I don’t feel acidity very often just ringing in my ears probably my ears either damaged or trying to heal, but it’s been weeks since the hospital acid reflux visit and over a month since I noticed the Tinnitus.
I need more energy, and my new diet (if you would call it that- I only eat some fish, chicken and high alkaline vegetables lately) doesn’t solve the problem completely. I can’t imagine living like this.
Do you have any thoughts on H2 receptor blockers? Should I try the apple cider vinegar? I don’t want to make my situation worse but I feel like even gas from my stomach may be irritating my eustacian tubes/cochlea or something… I realize the Tinnitus probably isn’t going away completely but I want to maybe reduce it or even possibly heal as much as I can. Thanks in advance.
Neil Bauman, Ph.D. says
Hi Colin:
You’ll have to ask your doctor or pharmacist about how to test your stomach acidity. That is out of my field of expertise.
All the H2 blockers are ototoxic so you need to choose the least ototoxic one.
If the Piperazine class of H2 blockers will do the job, you might want to try one of them as they have fewer ototoxic reports such as Cinnarizine, Cyclizine, Delavirdine, Flunarizine and Piperazine.

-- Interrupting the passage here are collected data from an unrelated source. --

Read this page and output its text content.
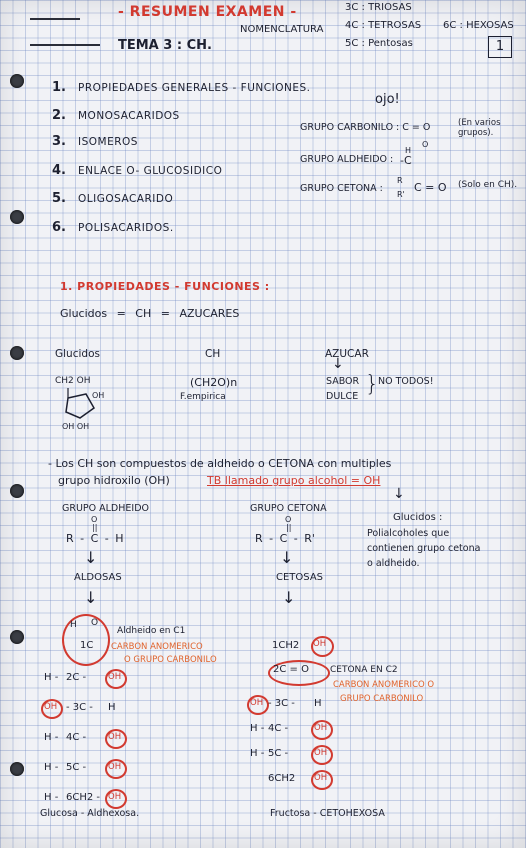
- RESUMEN EXAMEN -
NOMENCLATURA
TEMA 3 : CH.
3C : TRIOSAS
4C : TETROSAS
5C : Pentosas
6C : HEXOSAS
1
1. PROPIEDADES GENERALES - FUNCIONES.
2. MONOSACARIDOS
3. ISOMEROS
4. ENLACE O- GLUCOSIDICO
5. OLIGOSACARIDO
6. POLISACARIDOS.
ojo!
GRUPO CARBONILO : C = O	(En varios grupos).
GRUPO ALDHEIDO :
H
O
-C
GRUPO CETONA :
R
R'
C = O (Solo en CH).
1. PROPIEDADES - FUNCIONES :
Glucidos = CH = AZUCARES
Glucidos
CH2 OH
OH
OH OH
CH
(CH2O)n
F.empirica
AZUCAR
↓
SABOR
DULCE } NO TODOS!
- Los CH son compuestos de aldheido o CETONA con multiples
grupo hidroxilo (OH)	TB llamado grupo alcohol = OH
↓
GRUPO ALDHEIDO
O
||
R - C - H
↓
ALDOSAS
↓
GRUPO CETONA
O
||
R - C - R'
↓
CETOSAS
↓
Glucidos :
Polialcoholes que
contienen grupo cetona
o aldheido.
H O
1C
Aldheido en C1
CARBON ANOMERICO
O GRUPO CARBONILO
H - 2C -	OH
OH - 3C - H
H - 4C -	OH
H - 5C -	OH
H - 6CH2 - OH
Glucosa - Aldhexosa.
1CH2 OH
2C = O CETONA EN C2
CARBON ANOMERICO O
GRUPO CARBONILO
OH - 3C - H
H - 4C -	OH
H - 5C -	OH
6CH2 OH
Fructosa - CETOHEXOSA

You shouldn’t be eating or drinking anything after 6:00 PM except water to calm your stomach down before you go to bed. I’ve been doing this for years and don’t have any problems. Sometimes it’s the simplest things that do the most good.
Do you know for sure that it is too much acid that is causing your problems and not that you are low on acid like is often the case with older people?

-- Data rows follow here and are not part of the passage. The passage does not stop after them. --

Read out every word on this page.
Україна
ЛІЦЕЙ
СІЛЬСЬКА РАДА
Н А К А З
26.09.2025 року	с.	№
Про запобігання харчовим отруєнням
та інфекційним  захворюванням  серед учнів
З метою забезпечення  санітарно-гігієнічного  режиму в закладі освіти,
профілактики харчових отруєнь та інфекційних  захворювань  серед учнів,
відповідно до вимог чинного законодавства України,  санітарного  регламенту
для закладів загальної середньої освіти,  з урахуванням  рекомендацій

Did you read my article at https://hearinglosshelp.com/blog/acid-reflux-gerd-drugs-cause-tinnitus-heres-the-solution/ ? You may find some good tips to help you without resorting to drugs.
Cordially,
Neil
Bill says
Between famotidine and cimetidine which one is less octotoxic for tinnitus (if you already have it). I think i’ve developed some acid reflux now due to anxiety stress from my tinnitus over the last 8 weeks.

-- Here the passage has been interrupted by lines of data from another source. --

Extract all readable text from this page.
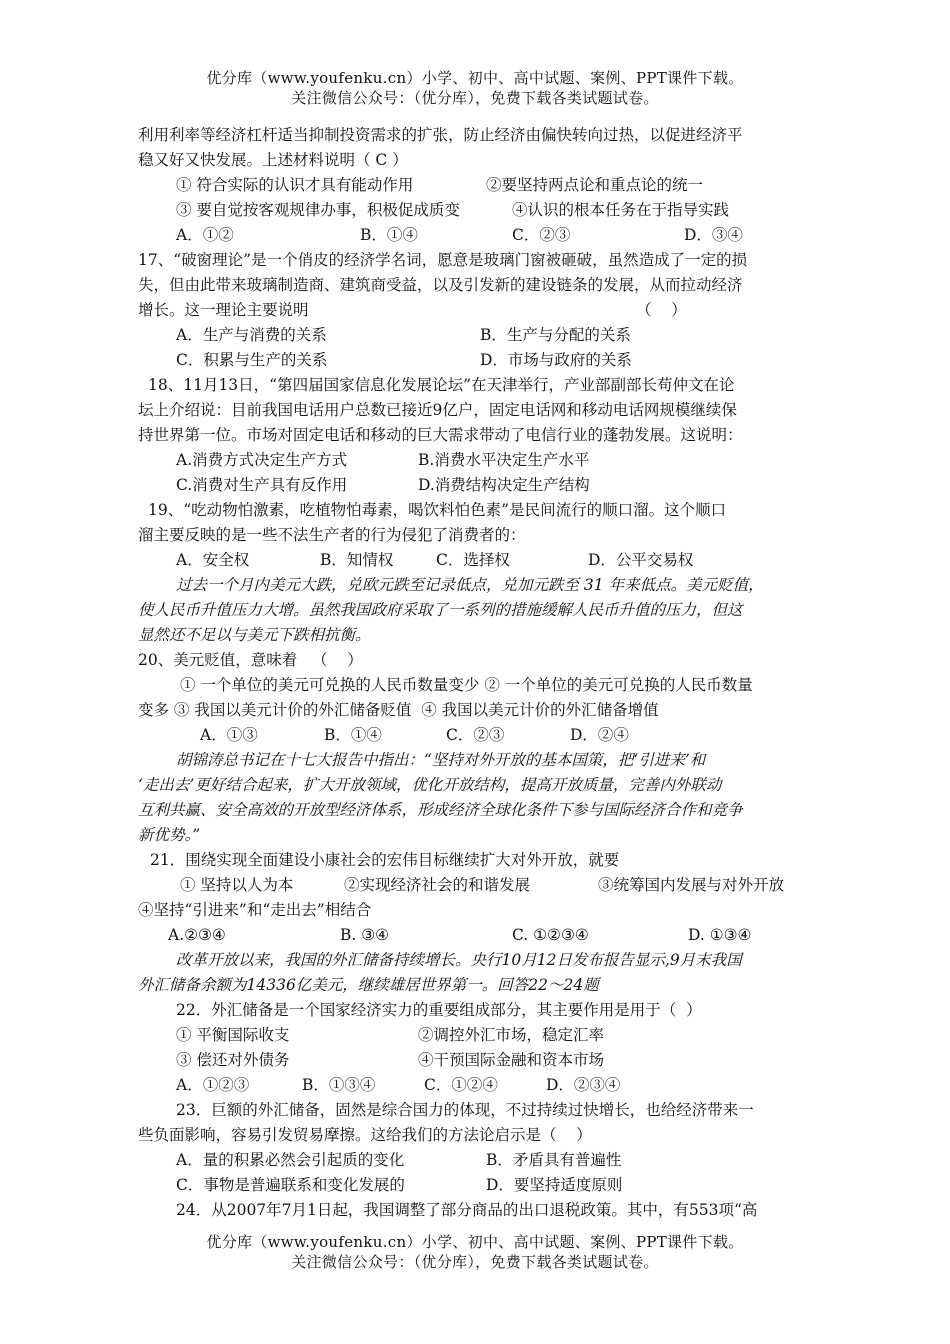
优分库（www.youfenku.cn）小学、初中、高中试题、案例、PPT课件下载。
关注微信公众号：（优分库），免费下载各类试题试卷。
利用利率等经济杠杆适当抑制投资需求的扩张，防止经济由偏快转向过热，以促进经济平
稳又好又快发展。上述材料说明（ C ）
① 符合实际的认识才具有能动作用	②要坚持两点论和重点论的统一
③ 要自觉按客观规律办事，积极促成质变	④认识的根本任务在于指导实践
A．①②	B．①④	C．②③	D．③④
17、“破窗理论”是一个俏皮的经济学名词，愿意是玻璃门窗被砸破，虽然造成了一定的损
失，但由此带来玻璃制造商、建筑商受益，以及引发新的建设链条的发展，从而拉动经济
增长。这一理论主要说明	（    ）
A．生产与消费的关系	B．生产与分配的关系
C．积累与生产的关系	D．市场与政府的关系
18、11月13日，“第四届国家信息化发展论坛”在天津举行，产业部副部长苟仲文在论
坛上介绍说：目前我国电话用户总数已接近9亿户，固定电话网和移动电话网规模继续保
持世界第一位。市场对固定电话和移动的巨大需求带动了电信行业的蓬勃发展。这说明：
A.消费方式决定生产方式	B.消费水平决定生产水平
C.消费对生产具有反作用	D.消费结构决定生产结构
19、“吃动物怕激素，吃植物怕毒素，喝饮料怕色素”是民间流行的顺口溜。这个顺口
溜主要反映的是一些不法生产者的行为侵犯了消费者的：
A．安全权	B．知情权	C．选择权	D．公平交易权
过去一个月内美元大跌，兑欧元跌至记录低点，兑加元跌至 31 年来低点。美元贬值，
使人民币升值压力大增。虽然我国政府采取了一系列的措施缓解人民币升值的压力，但这
显然还不足以与美元下跌相抗衡。
20、美元贬值，意味着   （    ）
① 一个单位的美元可兑换的人民币数量变少 ② 一个单位的美元可兑换的人民币数量
变多 ③ 我国以美元计价的外汇储备贬值  ④ 我国以美元计价的外汇储备增值
A．①③	B．①④	C．②③	D．②④
胡锦涛总书记在十七大报告中指出：“坚持对外开放的基本国策，把‘引进来’和
‘走出去’更好结合起来，扩大开放领域，优化开放结构，提高开放质量，完善内外联动
互利共赢、安全高效的开放型经济体系，形成经济全球化条件下参与国际经济合作和竞争
新优势。”
21．围绕实现全面建设小康社会的宏伟目标继续扩大对外开放，就要
① 坚持以人为本	②实现经济社会的和谐发展	③统筹国内发展与对外开放
④坚持“引进来”和“走出去”相结合
A.②③④	B. ③④	C. ①②③④	D. ①③④
改革开放以来，我国的外汇储备持续增长。央行10月12日发布报告显示,9月末我国
外汇储备余额为14336亿美元，继续雄居世界第一。回答22～24题
22．外汇储备是一个国家经济实力的重要组成部分，其主要作用是用于（  ）
① 平衡国际收支	②调控外汇市场，稳定汇率
③ 偿还对外债务	④干预国际金融和资本市场
A．①②③	B．①③④	C．①②④	D．②③④
23．巨额的外汇储备，固然是综合国力的体现，不过持续过快增长，也给经济带来一
些负面影响，容易引发贸易摩擦。这给我们的方法论启示是（    ）
A．量的积累必然会引起质的变化	B．矛盾具有普遍性
C．事物是普遍联系和变化发展的	D．要坚持适度原则
24．从2007年7月1日起，我国调整了部分商品的出口退税政策。其中，有553项“高
优分库（www.youfenku.cn）小学、初中、高中试题、案例、PPT课件下载。
关注微信公众号：（优分库），免费下载各类试题试卷。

Would you recommend one drug over the other (ideal i don’t want to take any), but i’ve already changed my diet, and trying some other stress management techniques.
Neil Bauman, Ph.D. says
Hi Bill:
Cimetidine has half the reports of tinnitus side effects than Famotidine and only 1/3 the number of reports for hearing loss, so is probably the better choice.
Cordially,
Neil
Steve says
Could my tinnitus have caused my GERD? I used to have severe tinnitus which would wake me up in the middle of the night, frequently. I couldn’t go back to sleep right away and would generally toss and turn quite a bit.
Neil Bauman, Ph.D. says
Hi Steve:
Tinnitus itself doesn’t cause GERD. However, it’s possible that all the “tossing and turning” and associated anxiety/worry helped cause the GERD.